李瑁恭敬道:“父皇,儿臣这段时间都在想这件事。自从出长安一来,南北衙禁军几同解散。父皇身边竟无护卫禁军,这如何能成?如今天下纷乱,重建禁军不仅于平叛大事上有益,更是能让保护父皇的安危,此事势在必行。”
玄宗微笑道:“你这话不对啊,朕身边不是有神策军么?成都城中有两万神策军保卫朕的安全,这还不够么?神策军是北衙禁军的编制,你难道不知?”
若是在房琯和自己谈论之前,李瑁听到这样的话必然以为父皇说的是真话。但在和房琯聊过之后,知道父皇其实心里一直想重建禁军,便知道父皇这样的话不过是试探的话语了。

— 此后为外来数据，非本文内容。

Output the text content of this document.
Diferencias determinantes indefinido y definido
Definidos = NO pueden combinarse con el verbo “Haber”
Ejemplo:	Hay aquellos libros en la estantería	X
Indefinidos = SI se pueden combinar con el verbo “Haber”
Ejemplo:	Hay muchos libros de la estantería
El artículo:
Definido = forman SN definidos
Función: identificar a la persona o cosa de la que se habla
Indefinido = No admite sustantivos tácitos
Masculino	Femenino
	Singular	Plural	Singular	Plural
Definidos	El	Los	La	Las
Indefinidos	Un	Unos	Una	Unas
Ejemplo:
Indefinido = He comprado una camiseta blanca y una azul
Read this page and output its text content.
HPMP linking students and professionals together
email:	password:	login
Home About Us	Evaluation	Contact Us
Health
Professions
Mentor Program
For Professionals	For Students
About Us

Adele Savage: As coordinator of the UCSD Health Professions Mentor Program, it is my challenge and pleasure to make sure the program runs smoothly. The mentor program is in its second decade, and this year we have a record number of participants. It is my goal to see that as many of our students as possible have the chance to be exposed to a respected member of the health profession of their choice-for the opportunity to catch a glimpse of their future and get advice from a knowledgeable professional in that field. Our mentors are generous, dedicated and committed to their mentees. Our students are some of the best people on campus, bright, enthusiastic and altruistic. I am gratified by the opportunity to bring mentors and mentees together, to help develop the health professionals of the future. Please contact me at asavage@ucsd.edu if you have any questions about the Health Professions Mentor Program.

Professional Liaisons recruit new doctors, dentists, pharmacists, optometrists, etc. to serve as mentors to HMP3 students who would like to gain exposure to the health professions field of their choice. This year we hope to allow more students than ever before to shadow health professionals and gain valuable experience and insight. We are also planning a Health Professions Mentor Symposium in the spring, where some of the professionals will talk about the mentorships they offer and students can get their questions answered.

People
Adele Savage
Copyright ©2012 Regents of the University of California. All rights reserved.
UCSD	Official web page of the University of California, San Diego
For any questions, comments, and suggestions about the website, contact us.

“父皇,儿臣不得不说些不中听的话。父皇若觉得不妥,便可责罚儿臣,儿臣绝无半句怨言。”李瑁低声道。
玄宗微笑道:“你我父子闲聊,哪有什么冒犯之言?你说,朕听着。”
李瑁咳嗽一声,低声道:“父皇,王源确实是我大唐功臣,马嵬坡上救驾护主立了大功。我们能在成都立足,挽回颓势,也是王源出力尤多。特别是目前平叛大事,王源几乎一手操办。前几日通州大捷更是振奋人心。王源的功劳是有目共睹的,儿臣对他也甚是尊敬和感激。但儿臣不得不说一句,如今我们什么都靠着王源,怕未见得是件好事。王源所领的神策军是他的亲领兵马,前身其实便是陇右军和剑南军。这些边镇之兵本就只遵从边镇节度之命,安禄山能怂恿我大唐三镇兵马造反,便是正说明了这一点。边镇兵马。眼里只有节度使而无朝廷,这便是隐忧所在。儿臣不是说王源会如何?只是为了防患于未然。再说重建南北衙禁军也是正常的举动,父皇身边可不能只有一只神策军护卫,这便是儿臣想说的缘由。”
玄宗静静的听完,沉默不语。李瑁的话其实未出其意料之外,这些都是重建禁军的理由,李瑁说的话也是在他心中翻来覆去所想的那些话。然而,他却不能点头答应,因为他知道还有几道坎需要过。若李瑁当真要重建禁军,他必须有个周祥可行的计划才行。
“你说的虽然都在理,但重建南北衙禁军,这可不是件容易的事情啊。”玄宗缓缓开口道。
“儿臣知道难度很大,不过儿臣有信心能办成此事,儿臣已经考虑的很周祥了。”
“哦?你说说你做了哪些准备?”
李瑁沉声道:“首要之务便是不能让王源觉得我们重建将军是对他的不信任。朝廷如今要靠他平叛,此时若是因此事而让王源心中不快,那会影响大局。这其实也是儿臣甚是心忧的原因,从另外一个方面来看,朝廷要重建禁军需要考虑到臣子的想法,这也说明了我们如今的处境,也说明了重建禁军的必要性。”
玄宗微微点头道:“你说的很好,正因为如此,禁军的重建才是极为必要的。皇权何曾会受制于人?但这便是现状。”
这是玄宗第一次明确表态要重建禁军,李瑁强压住心中的激动,继续沉声道:“父皇说的对,禁军是一定要重建的,但不能让王源不高兴。不能打消他平叛的激情。故而儿臣想的是,重建禁军不以禁军之名,而是以其他的名义来建立一支军队,这样王源也无话可说。”
玄宗诧异道:“以何种名义?”
李瑁道:“儿臣斗胆请父皇下旨,封儿臣为领军之将。儿臣打着平叛的旗号募兵,便说招募的兵马是为了平叛杀敌。这样王源便无话可说了。”
玄宗眼睛一亮,细细的想了片刻,微微点头道:“这倒是一条曲径。名为募集平叛兵马,实际上便是禁卫之军。待兵马招募之后,可以随时改变兵马的编制封号。”
李瑁道:“儿臣正是这么想的,故而儿臣想请父皇随便下旨让儿臣遥领一处节度使之职,那么儿臣便有了募兵的资格。”